Opinión

¡A bailar bachata!

¡A bailar bachata!

La Organización de las Naciones Unidas para la Ciencia, la Cultura y la Educación (Unesco) ha declarado a la música y al baile de la bachata como Patrimonio Cultural Inmaterial de la Humanidad, honroso reconocimiento a un gran activo del folclor nacional que se ha extendido por todo el mundo.

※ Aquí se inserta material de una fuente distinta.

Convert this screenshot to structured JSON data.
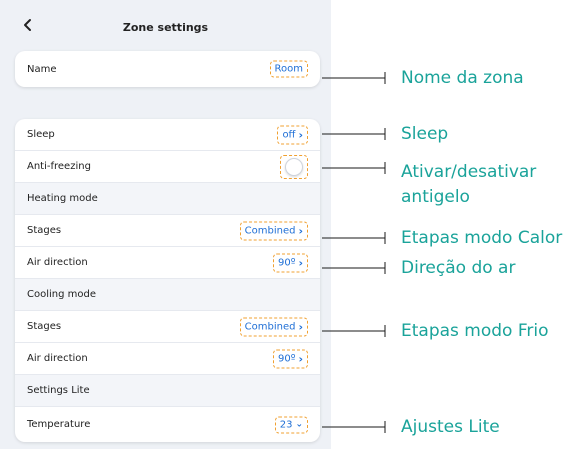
{
  "header": {
    "title": "Zone settings"
  },
  "name_card": {
    "label": "Name",
    "value": "Room"
  },
  "settings": {
    "sleep": {
      "label": "Sleep",
      "value": "off"
    },
    "anti_freezing": {
      "label": "Anti-freezing"
    },
    "heating_mode": {
      "label": "Heating mode"
    },
    "heating_stages": {
      "label": "Stages",
      "value": "Combined"
    },
    "heating_air_direction": {
      "label": "Air direction",
      "value": "90º"
    },
    "cooling_mode": {
      "label": "Cooling mode"
    },
    "cooling_stages": {
      "label": "Stages",
      "value": "Combined"
    },
    "cooling_air_direction": {
      "label": "Air direction",
      "value": "90º"
    },
    "settings_lite": {
      "label": "Settings Lite"
    },
    "temperature": {
      "label": "Temperature",
      "value": "23"
    }
  },
  "annotations": {
    "zone_name": "Nome da zona",
    "sleep": "Sleep",
    "antifreeze_line1": "Ativar/desativar",
    "antifreeze_line2": "antigelo",
    "heat_stages": "Etapas modo Calor",
    "air_direction": "Direção do ar",
    "cold_stages": "Etapas modo Frio",
    "lite": "Ajustes Lite"
  },
  "colors": {
    "accent": "#1f6fd6",
    "highlight": "#f0a030",
    "annotation": "#1aa39a"
  }
}
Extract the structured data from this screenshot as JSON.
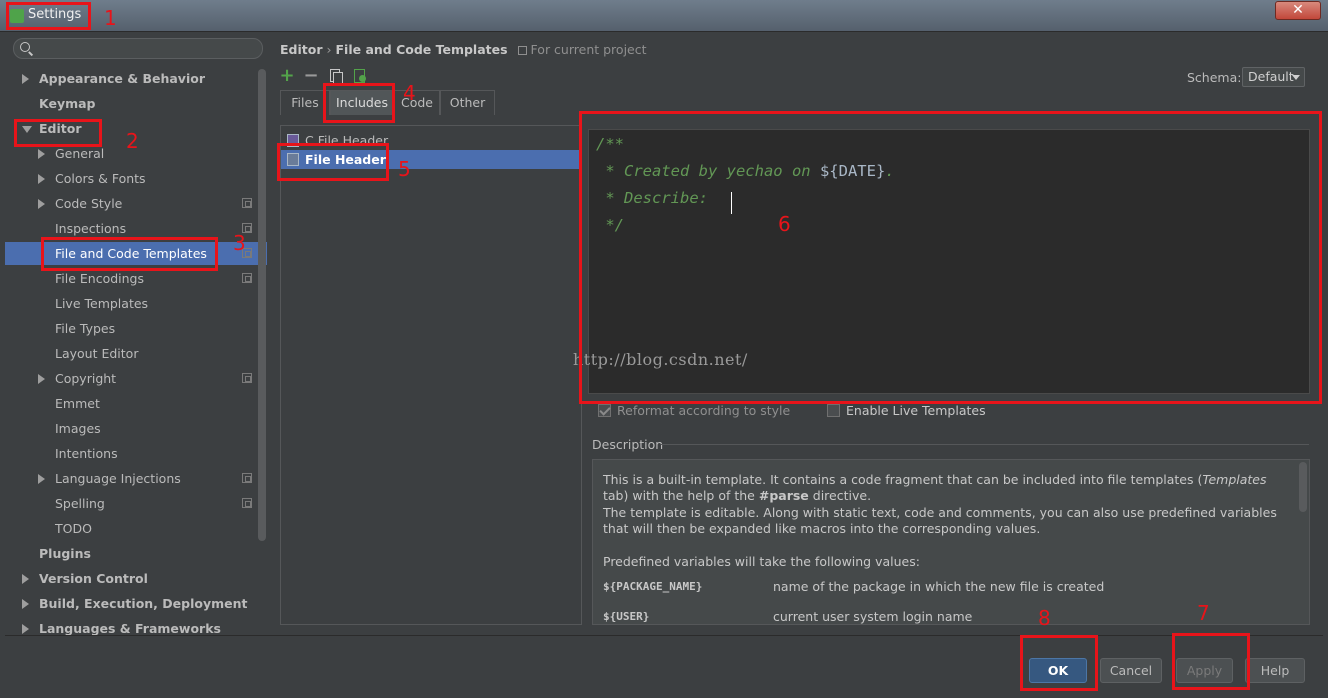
{
  "window": {
    "title": "Settings",
    "close_glyph": "✕"
  },
  "search": {
    "placeholder": ""
  },
  "sidebar": {
    "items": [
      {
        "label": "Appearance & Behavior",
        "level": 0,
        "arrow": "right",
        "proj": false
      },
      {
        "label": "Keymap",
        "level": 0,
        "arrow": "none",
        "proj": false
      },
      {
        "label": "Editor",
        "level": 0,
        "arrow": "down",
        "proj": false
      },
      {
        "label": "General",
        "level": 1,
        "arrow": "right",
        "proj": false
      },
      {
        "label": "Colors & Fonts",
        "level": 1,
        "arrow": "right",
        "proj": false
      },
      {
        "label": "Code Style",
        "level": 1,
        "arrow": "right",
        "proj": true
      },
      {
        "label": "Inspections",
        "level": 1,
        "arrow": "none",
        "proj": true
      },
      {
        "label": "File and Code Templates",
        "level": 1,
        "arrow": "none",
        "proj": true,
        "selected": true
      },
      {
        "label": "File Encodings",
        "level": 1,
        "arrow": "none",
        "proj": true
      },
      {
        "label": "Live Templates",
        "level": 1,
        "arrow": "none",
        "proj": false
      },
      {
        "label": "File Types",
        "level": 1,
        "arrow": "none",
        "proj": false
      },
      {
        "label": "Layout Editor",
        "level": 1,
        "arrow": "none",
        "proj": false
      },
      {
        "label": "Copyright",
        "level": 1,
        "arrow": "right",
        "proj": true
      },
      {
        "label": "Emmet",
        "level": 1,
        "arrow": "none",
        "proj": false
      },
      {
        "label": "Images",
        "level": 1,
        "arrow": "none",
        "proj": false
      },
      {
        "label": "Intentions",
        "level": 1,
        "arrow": "none",
        "proj": false
      },
      {
        "label": "Language Injections",
        "level": 1,
        "arrow": "right",
        "proj": true
      },
      {
        "label": "Spelling",
        "level": 1,
        "arrow": "none",
        "proj": true
      },
      {
        "label": "TODO",
        "level": 1,
        "arrow": "none",
        "proj": false
      },
      {
        "label": "Plugins",
        "level": 0,
        "arrow": "none",
        "proj": false
      },
      {
        "label": "Version Control",
        "level": 0,
        "arrow": "right",
        "proj": false
      },
      {
        "label": "Build, Execution, Deployment",
        "level": 0,
        "arrow": "right",
        "proj": false
      },
      {
        "label": "Languages & Frameworks",
        "level": 0,
        "arrow": "right",
        "proj": false
      }
    ]
  },
  "breadcrumb": {
    "parent": "Editor",
    "separator": "›",
    "current": "File and Code Templates",
    "note": "For current project"
  },
  "toolbar": {
    "add": "+",
    "remove": "−"
  },
  "schema": {
    "label": "Schema:",
    "value": "Default"
  },
  "tabs": [
    {
      "label": "Files",
      "active": false
    },
    {
      "label": "Includes",
      "active": true
    },
    {
      "label": "Code",
      "active": false
    },
    {
      "label": "Other",
      "active": false
    }
  ],
  "templates": [
    {
      "label": "C File Header",
      "selected": false,
      "icon": "c-file-icon"
    },
    {
      "label": "File Header",
      "selected": true,
      "icon": "file-icon"
    }
  ],
  "editor": {
    "line1": "/**",
    "line2_pre": " * Created by yechao on ",
    "line2_var": "${DATE}",
    "line2_post": ".",
    "line3": " * Describe:",
    "line4": " */",
    "watermark": "http://blog.csdn.net/"
  },
  "options": {
    "reformat": {
      "label": "Reformat according to style",
      "checked": true
    },
    "live_templates": {
      "label": "Enable Live Templates",
      "checked": false
    }
  },
  "description": {
    "label": "Description",
    "p1_a": "This is a built-in template. It contains a code fragment that can be included into file templates (",
    "p1_em": "Templates",
    "p1_b": "tab) with the help of the ",
    "p1_strong": "#parse",
    "p1_c": " directive.",
    "p2": "The template is editable. Along with static text, code and comments, you can also use predefined variables that will then be expanded like macros into the corresponding values.",
    "p3": "Predefined variables will take the following values:",
    "vars": [
      {
        "name": "${PACKAGE_NAME}",
        "desc": "name of the package in which the new file is created"
      },
      {
        "name": "${USER}",
        "desc": "current user system login name"
      }
    ]
  },
  "buttons": {
    "ok": "OK",
    "cancel": "Cancel",
    "apply": "Apply",
    "help": "Help"
  },
  "annotations": [
    "1",
    "2",
    "3",
    "4",
    "5",
    "6",
    "7",
    "8"
  ],
  "colors": {
    "accent_selection": "#4b6eaf",
    "annotation": "#e8141a",
    "comment": "#629755"
  }
}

La Unesco ha definido a la bachata dominicana como “una expresión musical bailable, nacida de la fusión del ritmo del bolero con el de otros géneros musicales afroantillanos como el son cubano, el chachachá y el merengue», una expresión cultural nativa siempre presente en las celebraciones de las comunidades.

Tal y como refiere el documento que sirve de base a su declaratoria como patrimonio cultural inmaterial de la humanidad, por lo general, las letras de la bachata “expresan sentimientos profundos y viscerales de amor, pasión y nostalgia”.
El sentido de patrimonio universal que la Unesco ha concedido a la bachata, y que antes lo reconoció en el merengue, elevan significativamente el orgullo del gentilicio dominicano, que ha defendido con vigor y ardor su fortaleza cultural y con denodado celo la tutela de sus tesoros musicales o folclóricos.

A una nación pequeña y relativamente joven como la dominicana le cuesta mucho conservar sus esencias antropológicas, históricas, culturales o cualquier forma de expresión de la identidad nacional, porque es sometida a intensos bombardeos de conductas y normas de comportamientos foráneos.

La mangulina y el carabiné, languidecen en los anaqueles de la historia de la música y el folclor nacional, agredidos por el bombardeo de otros ritmos provenientes de culturas longevas, especialmente la anglosajona, a las que pudo sobrevivir, aunque con variaciones, el merengue típico.

La música y el baile de la bachata están presentes en todo el mundo, que reconoce sus letras y ritmos como genuina expresión de una cultura sostenida en amor, valor, pasión y nostalgia, por lo que la Unesco la ha elevado hasta el altísimo peldaño de Patrimonio Inmaterial de la Humanidad.

El Nacional participa del regocijo nacional porque la bachata y el merengue están hoy en el parnaso de la cultura mundial, inconmensurable reconocimiento al pueblo dominicano y a su gran tesoro artístico y folclórico.